Worship music has won the Sunday morning song battle – there’s no question about that. Even in big traditional services, I’ve seen choirs in robes singing modern worship songs. (Admittedly, it looks strange to have a robed choir trying to be cool).
Make no mistake, I love worship music. My wife Kathleen and I often play it in the car driving around Los Angeles, and I listen to it from my phone on the road. But I also grew up before the worship music era. Back then I grew up playing the piano in church and signing classic hymns, so I have the perspective from both sides of the fence – and here’s what I’ve observed:
Worship music has given a platform to remarkable musicians in the church. I’m amazed at the skill level of many church singers and band members. And with more and more school music programs being dropped, church is becoming a powerful draw to young people interested in pursuing music. The Fender Guitar company recently released a study that confirms that one third of the guitars sold in America are sold to members of church worship bands.
Worship music has gained the respect of music lovers outside the church as well. Numerous worship albums have been recognized by The Grammy Awards, as well as received other secular honors. Whether they identify with the spiritual aspects or not, they recognize the high quality and excellence of many Christian artists.

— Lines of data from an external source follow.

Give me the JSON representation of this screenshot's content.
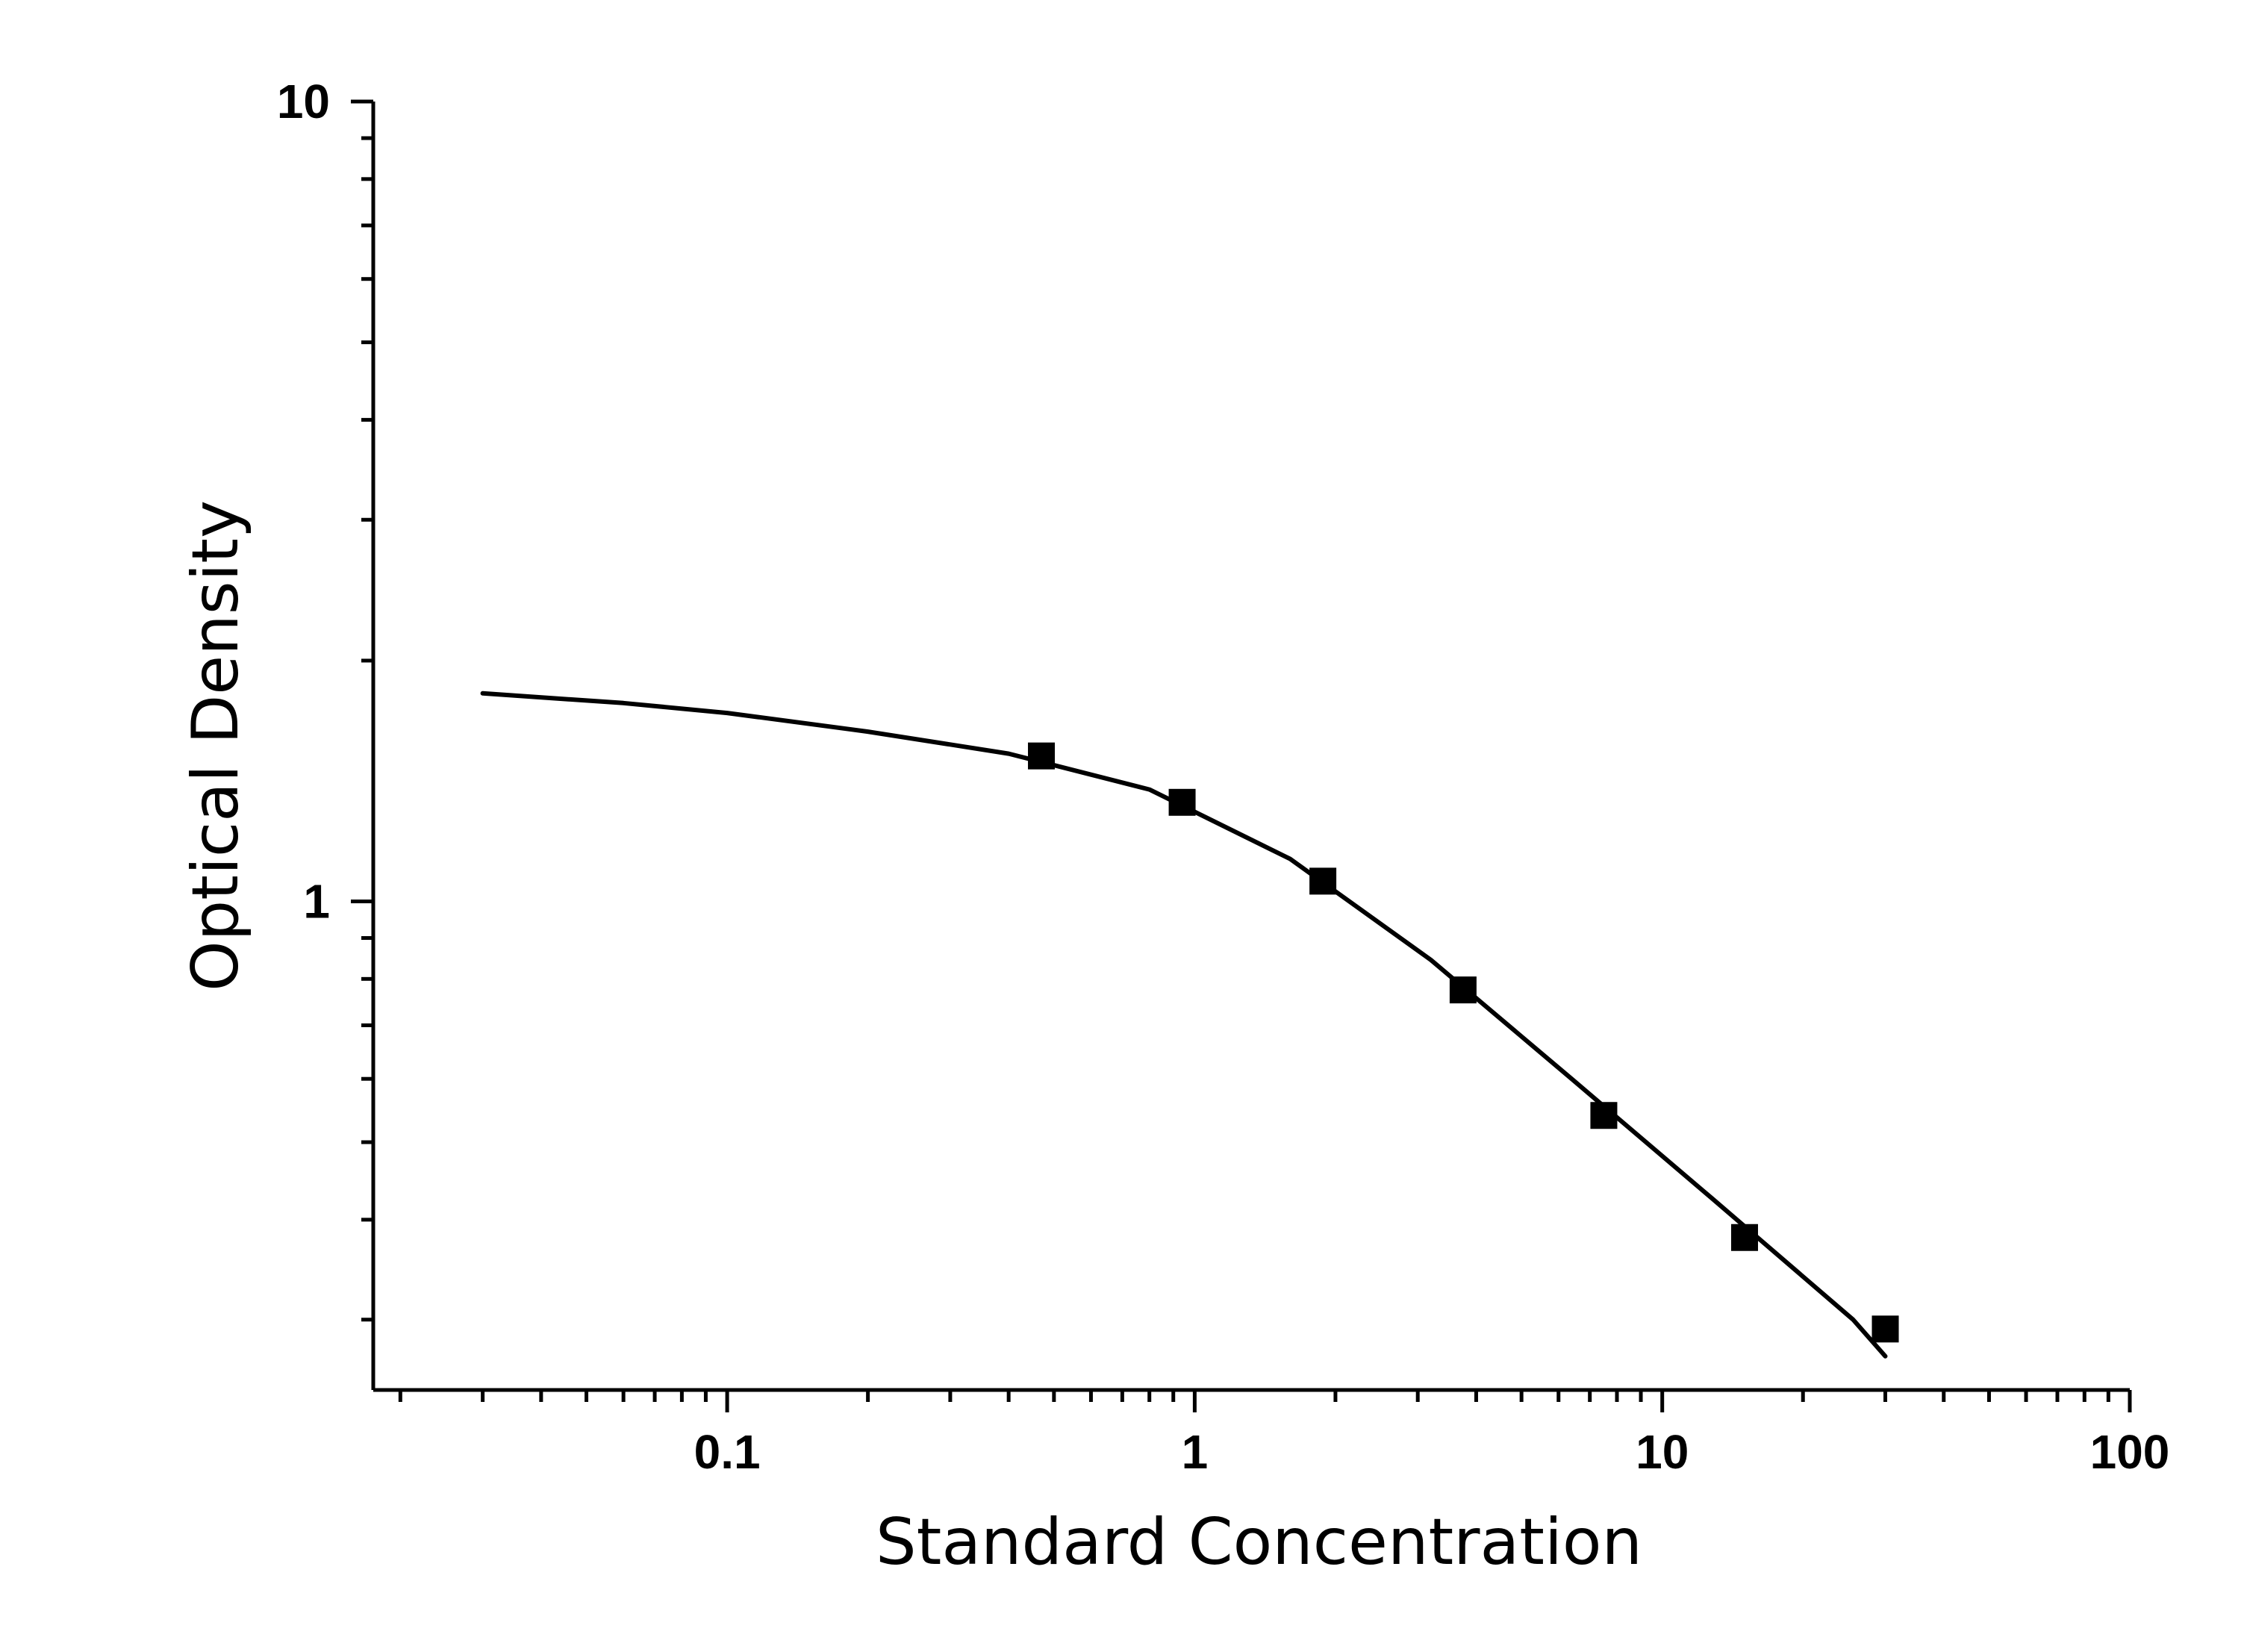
{
  "chart_data": {
    "type": "scatter",
    "title": "",
    "xlabel": "Standard Concentration",
    "ylabel": "Optical Density",
    "xscale": "log",
    "yscale": "log",
    "xlim": [
      0.0175,
      100
    ],
    "ylim": [
      0.245,
      10
    ],
    "grid": false,
    "legend": "none",
    "x_ticks": [
      {
        "value": 0.1,
        "label": "0.1"
      },
      {
        "value": 1,
        "label": "1"
      },
      {
        "value": 10,
        "label": "10"
      },
      {
        "value": 100,
        "label": "100"
      }
    ],
    "y_ticks": [
      {
        "value": 1,
        "label": "1"
      },
      {
        "value": 10,
        "label": "10"
      }
    ],
    "series": [
      {
        "kind": "points",
        "marker": "square",
        "color": "#000000",
        "x": [
          0.47,
          0.94,
          1.88,
          3.75,
          7.5,
          15,
          30
        ],
        "y": [
          1.52,
          1.33,
          1.06,
          0.775,
          0.54,
          0.38,
          0.292
        ]
      },
      {
        "kind": "fit-curve",
        "color": "#000000",
        "x": [
          0.03,
          0.06,
          0.1,
          0.2,
          0.4,
          0.8,
          1.6,
          3.2,
          6.4,
          12.8,
          25.6,
          30
        ],
        "y": [
          1.82,
          1.77,
          1.72,
          1.63,
          1.53,
          1.38,
          1.13,
          0.845,
          0.6,
          0.425,
          0.3,
          0.27
        ]
      }
    ]
  }
}
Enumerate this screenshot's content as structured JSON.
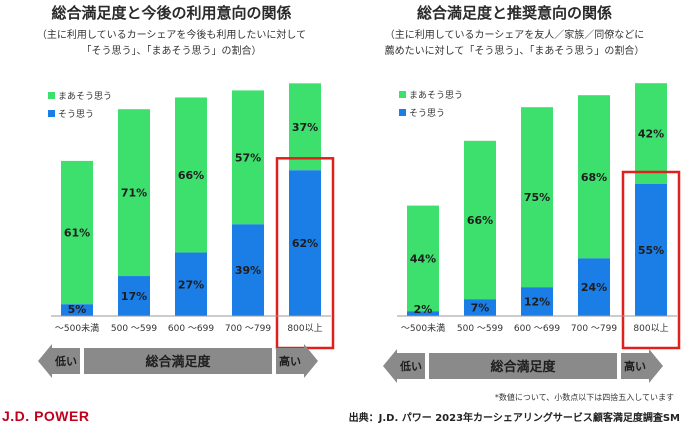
{
  "colors": {
    "soushou": "#1a7ee6",
    "maa": "#3ddf6d",
    "highlight": "#e0201c",
    "axis_bar": "#8a8a8a",
    "logo": "#c0001c"
  },
  "legend": {
    "maa_label": "まあそう思う",
    "sou_label": "そう思う"
  },
  "axis_band": {
    "label": "総合満足度",
    "low": "低い",
    "high": "高い"
  },
  "chart_data": [
    {
      "type": "bar",
      "title": "総合満足度と今後の利用意向の関係",
      "subtitle_lines": [
        "（主に利用しているカーシェアを今後も利用したいに対して",
        "「そう思う」、「まあそう思う」の割合）"
      ],
      "categories": [
        "～500未満",
        "500 ～599",
        "600 ～699",
        "700 ～799",
        "800以上"
      ],
      "series": [
        {
          "name": "そう思う",
          "values": [
            5,
            17,
            27,
            39,
            62
          ]
        },
        {
          "name": "まあそう思う",
          "values": [
            61,
            71,
            66,
            57,
            37
          ]
        }
      ],
      "labels": {
        "sou": [
          "5%",
          "17%",
          "27%",
          "39%",
          "62%"
        ],
        "maa": [
          "61%",
          "71%",
          "66%",
          "57%",
          "37%"
        ]
      },
      "highlight_index": 4,
      "ylim": [
        0,
        100
      ]
    },
    {
      "type": "bar",
      "title": "総合満足度と推奨意向の関係",
      "subtitle_lines": [
        "（主に利用しているカーシェアを友人／家族／同僚などに",
        "薦めたいに対して「そう思う」、「まあそう思う」の割合）"
      ],
      "categories": [
        "～500未満",
        "500 ～599",
        "600 ～699",
        "700 ～799",
        "800以上"
      ],
      "series": [
        {
          "name": "そう思う",
          "values": [
            2,
            7,
            12,
            24,
            55
          ]
        },
        {
          "name": "まあそう思う",
          "values": [
            44,
            66,
            75,
            68,
            42
          ]
        }
      ],
      "labels": {
        "sou": [
          "2%",
          "7%",
          "12%",
          "24%",
          "55%"
        ],
        "maa": [
          "44%",
          "66%",
          "75%",
          "68%",
          "42%"
        ]
      },
      "highlight_index": 4,
      "ylim": [
        0,
        100
      ]
    }
  ],
  "footer": {
    "note": "*数値について、小数点以下は四捨五入しています",
    "source": "出典：J.D. パワー 2023年カーシェアリングサービス顧客満足度調査SM",
    "logo": "J.D. POWER"
  }
}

It’s just good music. While I do have a beef with some simplistic songs (particularly those that repeat a single line 50 times or others that aren’t even scriptural), much in the genre is very engaging. Plus there’s a wide range of worship styles which makes it even more widely received and accepted.
But I do have one issue: The congregation doesn’t sing anymore.
In most churches today, the worship time has become a concert. People love the music, but they don’t know the words, and so they just watch. I visit churches pretty much for a living, and as I look around during the services, the vast numbers of the congregation are watching the stage and listening – not singing.
I get that classic hymns are a music style of the past. Back then (many of the best were written between 1750-1910) they were the worship songs of their day. They were contemporary for the times, and many were based on popular, secular tunes. But today, I understand why they’re not so popular in the same way today’s worship songs will be less popular 100 years from now.
So the question becomes – in spite of today’s worship music often being meaningful, well done and engaging, what have we lost when a few hundred members of the congregation stand there watching 5 or 6 members of the worship team do all the singing?
Is it more important to have great music, or for the entire congregation to sing songs of praise to God? Is it either/or? Or can it be both/and?
The bottom line is that if we don’t answer the question, we may be in a position where a generation from now, we’ll completely lose the idea of congregational singing at all.
And since the Bible tells us over and over again to sing praises to God, what will we have lost?